Even if it didn’t replace The Great Movie Ride, Runaway Railway is a series of projection rooms with oddly shaped “animatronics” and an incoherent storyline. If this is the best Mickey Mouse ride they could come up with after 90 years, maybe they’ll be able to come up with something slightly more exciting with another 90 years of development time.
Despite advertising it as the advent of “2.5-D”, Runaway Railway is a mostly flat-walled rollick through confusing show scenes. The “animatronics” are jarring, reminiscent ofsomething out of a fever-dream I once had. The Daisy figure is the most traditional of the bunch, and I can’t help but feel I would’ve liked the attraction a lot more if the rest of the characters were like her.
The scenes are chaotic, but not cartoon-chaotic, more like “we just threw stuff everywhere”. This isn’t quite Pirates of the Caribbean, where you’ll notice new things every time while also being able to digest what the hell the story of the ride might be. It’s poorly-staged overstimulation.
What does work, however, is the build-up. The queue is mostly untouched, keeping the charm of the Chinese Theatre interior. The pre-show rooms are well-decorated and the effect that brings us into the cartoon world is neat, (as is the little touch as you exit that reverses the process.) The ride portion is odd for a trackless ride, only taking full advantage of the tech for a few moments (like the stop in a dance studio.) For having a scene with a twister, it is really odd that the cars don’t travel fully around it. That just seems like Trackless Ride Design 101 to me.
There are cute touches, like the moving bell on the train, projection surfaces that turn into something else, and tiny details you’ll need multiple rides to see all of. That being said, I didn’t experience a “wow” moment that many of the best Disney rides provide.
The original song is nice, but probably not as memorable as those it was compared to in early announcements, like The Haunted Mansion, Pirates of the Caribbean, or others.
After spending the weekend at Disneyland, the difference between the two resorts is crystal clear. Disneyland has Rise of the Resistance too, but it also has a plethora of classic attractions that remained through the closure of a BBQ restaurant and a petting zoo. Disneyland is also building Mickey & Minnie’s Runaway Railway in a new space where no current attractions have to be lost. IMAGINE THAT: ADDING CAPACITY TO A THEME PARK!

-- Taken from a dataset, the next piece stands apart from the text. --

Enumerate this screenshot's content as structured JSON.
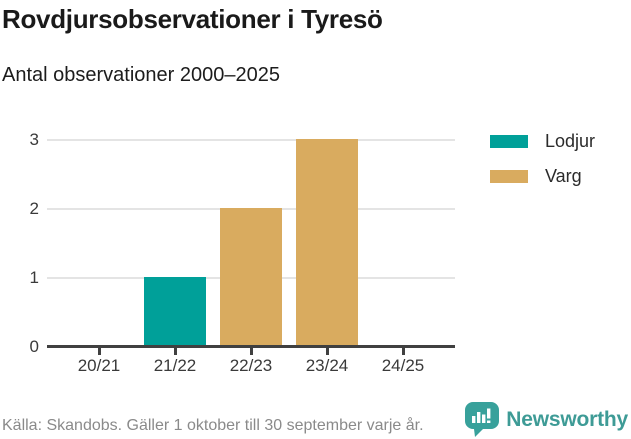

At Disney’s Hollywood Studios, no actual capacity was gained, and Runaway Railway replaces a beloved classic in a park already short on things to do. Wait times in the park are mostly triple-digit for the headliners, so they now find themselves in a bind with heavily-marketed new rides and not enough space for the people who want to come see them. Who would have thought people would show up for new rides? What happened to Walt Disney World’s “blessing of size”? Instead, a unique idea was closed for a ride that will be replicated at Disney Parks around the world.
It’s well known that I dislike many Universal attractions for relying too heavily on screens, and it’s a battlecry yelled by most Disney fans, but now Disney is essentially producing the same thing: heartless, soulless, budget-conscious, projection-heavy 4-5 minute dark rides. I don’t hate screen-heavy rides because they’re at Universal, I hate them because they feel cheap, and aren’t the best a multi-billion dollar company can do. Mickey & Minnie’s Runaway isn’t the best they can do, and the lukewarm responses from some guests indicates that. The ride is fine, and it has a few neat tricks up its sleeve, but none of which puts this in the conversation for one of the better rides at WDW, and I’m not even sure that it’s the best dark ride in Orlando. It’s a cute-enough dark ride on the level of Roger Rabbit’s Car Toon Spin, but that doesn’t need to be in the Chinese Theatre.
In the end, I believe Runaway Railway will be loved by some, forgotten by many, and hated by few. Nothing will ever make up for losing a vital piece of Walt Disney World’s character, but it probably could’ve been worse.